There are things added or omited from Ruby because they made certain common tasks easier in the long run, at the expense of a trickier upfront learning curve.
Hi James,
thanks for your comment. When I indicated that Ruby’s strength is simplicity I did so considering what other alternatives are available in the real world. Ruby is definitely simpler than Java or C#, and in general Ruby is quite a simple and clean language.
This doesn’t mean that you won’t require time to learn Ruby or that it doesn’t have complicated features, but what Ruby does excellently is enable you to be up and operating in a very reasonable amount of time.
When I say “as simple as possible but not simpler”, the word “possible” does imply a compromise and I agree with your consideration about how programming languages should omit or exclude characteristics also based on real life requirements. I included “not simpler”, because otherwise the language is oversimplified (simpler than practically possible) at the expense of needed features. In the end Einstein said that famous quote speaking about the universe, which isn’t the easiest thing to understand. 🙂
Lisp is probably simpler than Ruby, but that may be why it has yet to achieve the same mass appeal as Ruby.
Lisp is a great language, I equate the lack of Lisp popularity to the fact that it is missing its own “Rails” killer web framework to bring hype to an otherwise 40 year old programming language. It’s sad but the popularity of programming languages often seems to have very little to do with the merit of the language itself. In Ruby’s case most people are studying it because they want to be productive with Rails. Au contraire, I’d say that it is smart to study Ruby just because Rails is an excellent example of how well you can design DSL in Ruby.

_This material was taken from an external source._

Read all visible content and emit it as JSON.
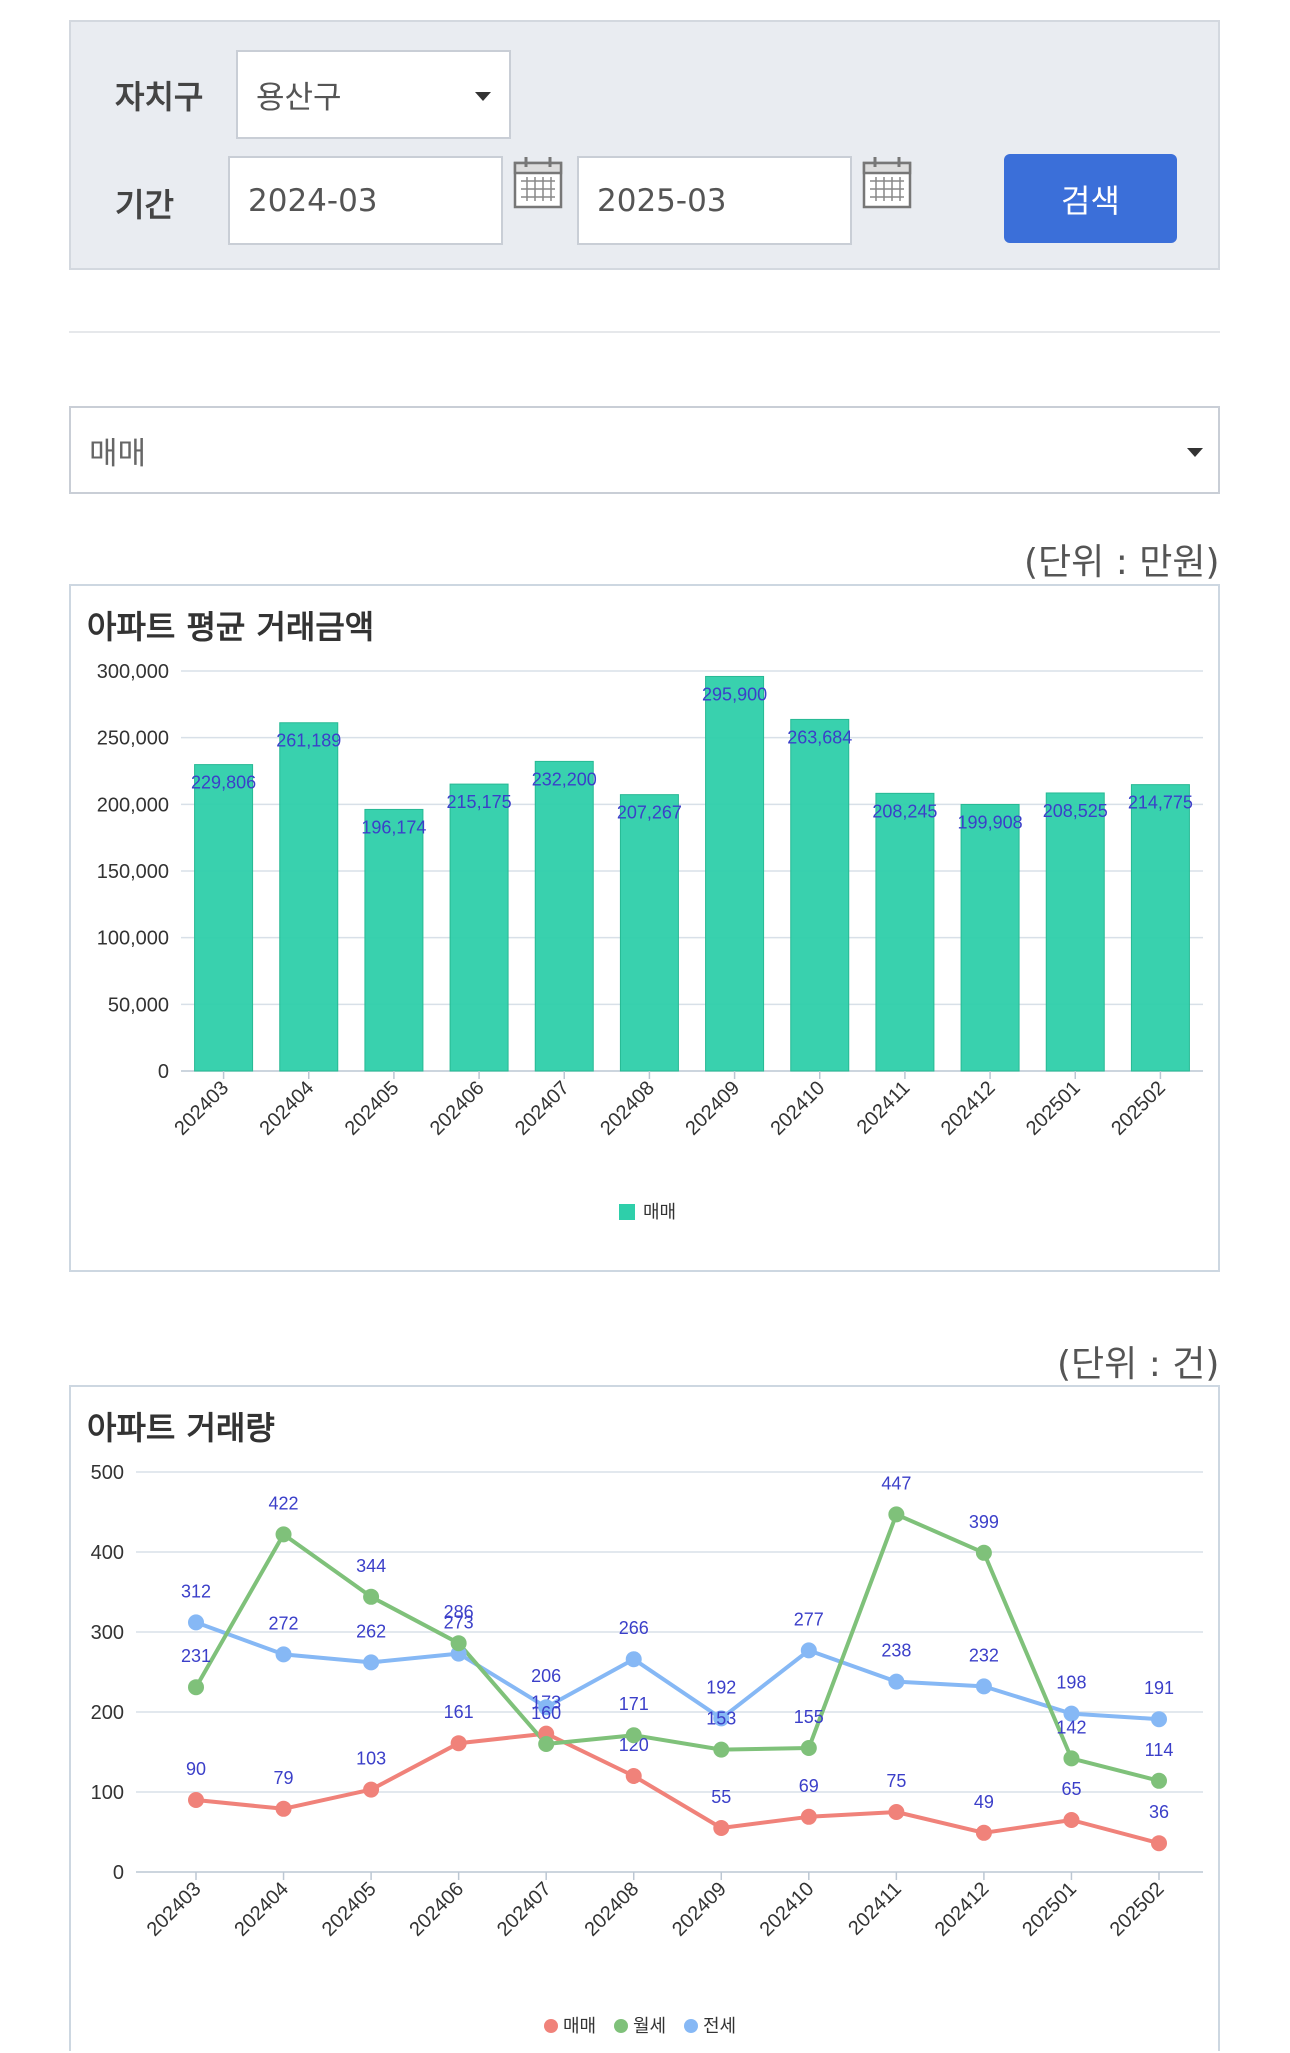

(The problem is worse in Rails, as the number of forthcoming Rails books attest.)
In my opinion, the number of books has much more to do with the hype and the wide adoption that Rails is gaining rather than the necessity of many books to simply understand Rails. Agile Web Development with Rails gives you all you need to let you work comfortably for a while, I think.
PS: Thanks for the links, “blank”. 😉
Argh… textile please?
Heard on #ruby-lang:
19:49 will people stop glorifying lisp? it’s a very good tool, but just like the sharpest sword which can’t slice through the air by itself, the quality of the wielder matters more I think it applies here, too.
_Agile Web Development with Rails gives you all you need to let you work comfortably for a while, I think._
Yeah, if you’re developing for Rails 0.12…. =D
Hi Phil,
I’ve enabled Textile comments and reposted your comment accordingly.
Cheers,
Antonio
Since I’ve really gotten into programming, it seems that for every language there is someone telling me why it sucks and which language I should _really_ be using.
In the end, after examining all of these languages, it turned out that each language is equally valid; most usually where it fails in one respect is succeeds in another. But despite this people continue to attack other languages. (There are some exceptions. I’ve never really heard anyone say that C is a dumb language, but I have heard that it is not recommended for all projects, which is probably true – just like in any language.)
Mostly, my internal struggle against programming languages is the actual language versus the end result. I find Ruby fun to use, but am I going to easily code a first person shooter with it? I like Java’s platform-independence, but it’s resource usage is high. The actual programming process is important for my sanity but at the end of it all it has to work for the users.